France, June 16, 1918

Dearest Emma; –

Three days ago I had two letters from you, the one written June 7 and the one written June 9. To day three came to hand, those written on June 10, 11, 12, respectively. I must tender you my most abject apology for not having sent you a letter during the past four days. To tell you the truth I must say that I was knocked out by a sharp attack of influenza. I did think of sending you a whizz bang, but remembered in time that you had issued me instructions not to mail you any of them except when I was in the line. I was quite ill for a couple days but feel alright again now although I did not go on duty this morning. The day before yesterday was my worst time. I did my work in the morning but went to bed in the afternoon. Yesterday I did not dress at all and I stayed in bed until nearly noon to day.

Am very pleased to know that you are having it a little easier in the hospital and hope that the tonic that the MD. prescribed may be of some assistance to you. What ever else you do stop working before you play yourself out. I do not wish to have my wife an invalid for our next leave, besides which of course it would not be nice for you either.
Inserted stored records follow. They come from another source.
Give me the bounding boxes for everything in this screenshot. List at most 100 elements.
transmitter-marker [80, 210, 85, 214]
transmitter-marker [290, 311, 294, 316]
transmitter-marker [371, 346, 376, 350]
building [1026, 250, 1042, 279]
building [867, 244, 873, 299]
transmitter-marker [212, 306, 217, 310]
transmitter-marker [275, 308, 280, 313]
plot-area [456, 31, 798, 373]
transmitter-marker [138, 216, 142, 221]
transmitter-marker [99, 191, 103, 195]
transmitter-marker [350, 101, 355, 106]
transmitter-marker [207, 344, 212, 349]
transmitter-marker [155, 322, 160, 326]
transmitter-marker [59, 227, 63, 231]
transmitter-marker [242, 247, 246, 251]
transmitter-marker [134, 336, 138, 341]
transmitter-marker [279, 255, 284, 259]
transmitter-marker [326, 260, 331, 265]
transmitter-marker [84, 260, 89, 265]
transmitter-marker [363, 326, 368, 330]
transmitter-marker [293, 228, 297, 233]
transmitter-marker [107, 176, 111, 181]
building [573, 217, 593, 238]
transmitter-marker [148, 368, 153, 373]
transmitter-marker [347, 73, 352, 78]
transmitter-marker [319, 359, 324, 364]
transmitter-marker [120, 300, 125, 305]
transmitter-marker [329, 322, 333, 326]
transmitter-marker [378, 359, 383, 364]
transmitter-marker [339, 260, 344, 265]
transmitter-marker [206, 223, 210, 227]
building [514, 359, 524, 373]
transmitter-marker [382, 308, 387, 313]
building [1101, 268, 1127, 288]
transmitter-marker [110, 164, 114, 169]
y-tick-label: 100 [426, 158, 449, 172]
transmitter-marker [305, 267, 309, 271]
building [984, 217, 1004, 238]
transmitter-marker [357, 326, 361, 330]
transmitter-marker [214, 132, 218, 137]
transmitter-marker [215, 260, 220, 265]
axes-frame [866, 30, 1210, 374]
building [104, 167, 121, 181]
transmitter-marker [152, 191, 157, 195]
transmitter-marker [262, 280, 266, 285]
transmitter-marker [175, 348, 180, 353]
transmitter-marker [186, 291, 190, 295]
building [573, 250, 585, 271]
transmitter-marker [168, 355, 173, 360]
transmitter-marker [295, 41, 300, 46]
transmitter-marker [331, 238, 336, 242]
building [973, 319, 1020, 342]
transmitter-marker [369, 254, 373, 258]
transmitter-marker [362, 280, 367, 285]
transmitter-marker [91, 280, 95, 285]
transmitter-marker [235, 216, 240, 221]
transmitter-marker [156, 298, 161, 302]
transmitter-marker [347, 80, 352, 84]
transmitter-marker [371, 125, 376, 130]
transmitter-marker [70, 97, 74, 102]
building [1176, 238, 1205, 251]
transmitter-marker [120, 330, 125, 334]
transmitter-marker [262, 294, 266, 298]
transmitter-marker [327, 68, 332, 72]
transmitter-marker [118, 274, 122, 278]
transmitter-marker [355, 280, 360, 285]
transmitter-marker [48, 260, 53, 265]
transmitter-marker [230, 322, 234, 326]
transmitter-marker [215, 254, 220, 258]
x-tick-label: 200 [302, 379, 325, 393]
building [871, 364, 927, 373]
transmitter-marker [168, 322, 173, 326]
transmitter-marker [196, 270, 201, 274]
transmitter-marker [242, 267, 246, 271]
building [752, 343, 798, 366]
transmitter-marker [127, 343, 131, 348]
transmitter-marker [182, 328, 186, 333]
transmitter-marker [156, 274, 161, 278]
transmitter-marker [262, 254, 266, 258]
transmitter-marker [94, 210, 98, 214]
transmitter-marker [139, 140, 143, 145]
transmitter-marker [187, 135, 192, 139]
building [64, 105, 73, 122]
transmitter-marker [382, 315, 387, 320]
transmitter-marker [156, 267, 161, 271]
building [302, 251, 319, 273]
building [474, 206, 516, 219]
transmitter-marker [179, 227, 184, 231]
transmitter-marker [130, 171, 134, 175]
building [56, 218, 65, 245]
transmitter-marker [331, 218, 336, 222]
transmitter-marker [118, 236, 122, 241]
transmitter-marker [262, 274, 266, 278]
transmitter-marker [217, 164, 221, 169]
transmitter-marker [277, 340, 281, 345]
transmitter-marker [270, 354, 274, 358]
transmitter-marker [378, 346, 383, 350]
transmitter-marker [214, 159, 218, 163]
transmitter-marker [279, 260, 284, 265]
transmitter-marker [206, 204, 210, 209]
How are you off for funds? It must be nearly time for me to be sending a cheque. Please let me have the bill of that haberdashery you bought for me and I can add the amount to the next cheque I forward.

Canadian mail came in while I was ill in bed but one letter from my brother was all I drew. I must try to write to Mrs. Clarke of Calgary soon, and also to Elo thanking her for the fruit cake which was fine. We had had it on the table about twice when the influenza hit me and the cake was entirely too good to outlast the short period of my illness.

The other officers are all off to a football match and I am in sole charge of camp. Shall try to write you at greater length to-morrow.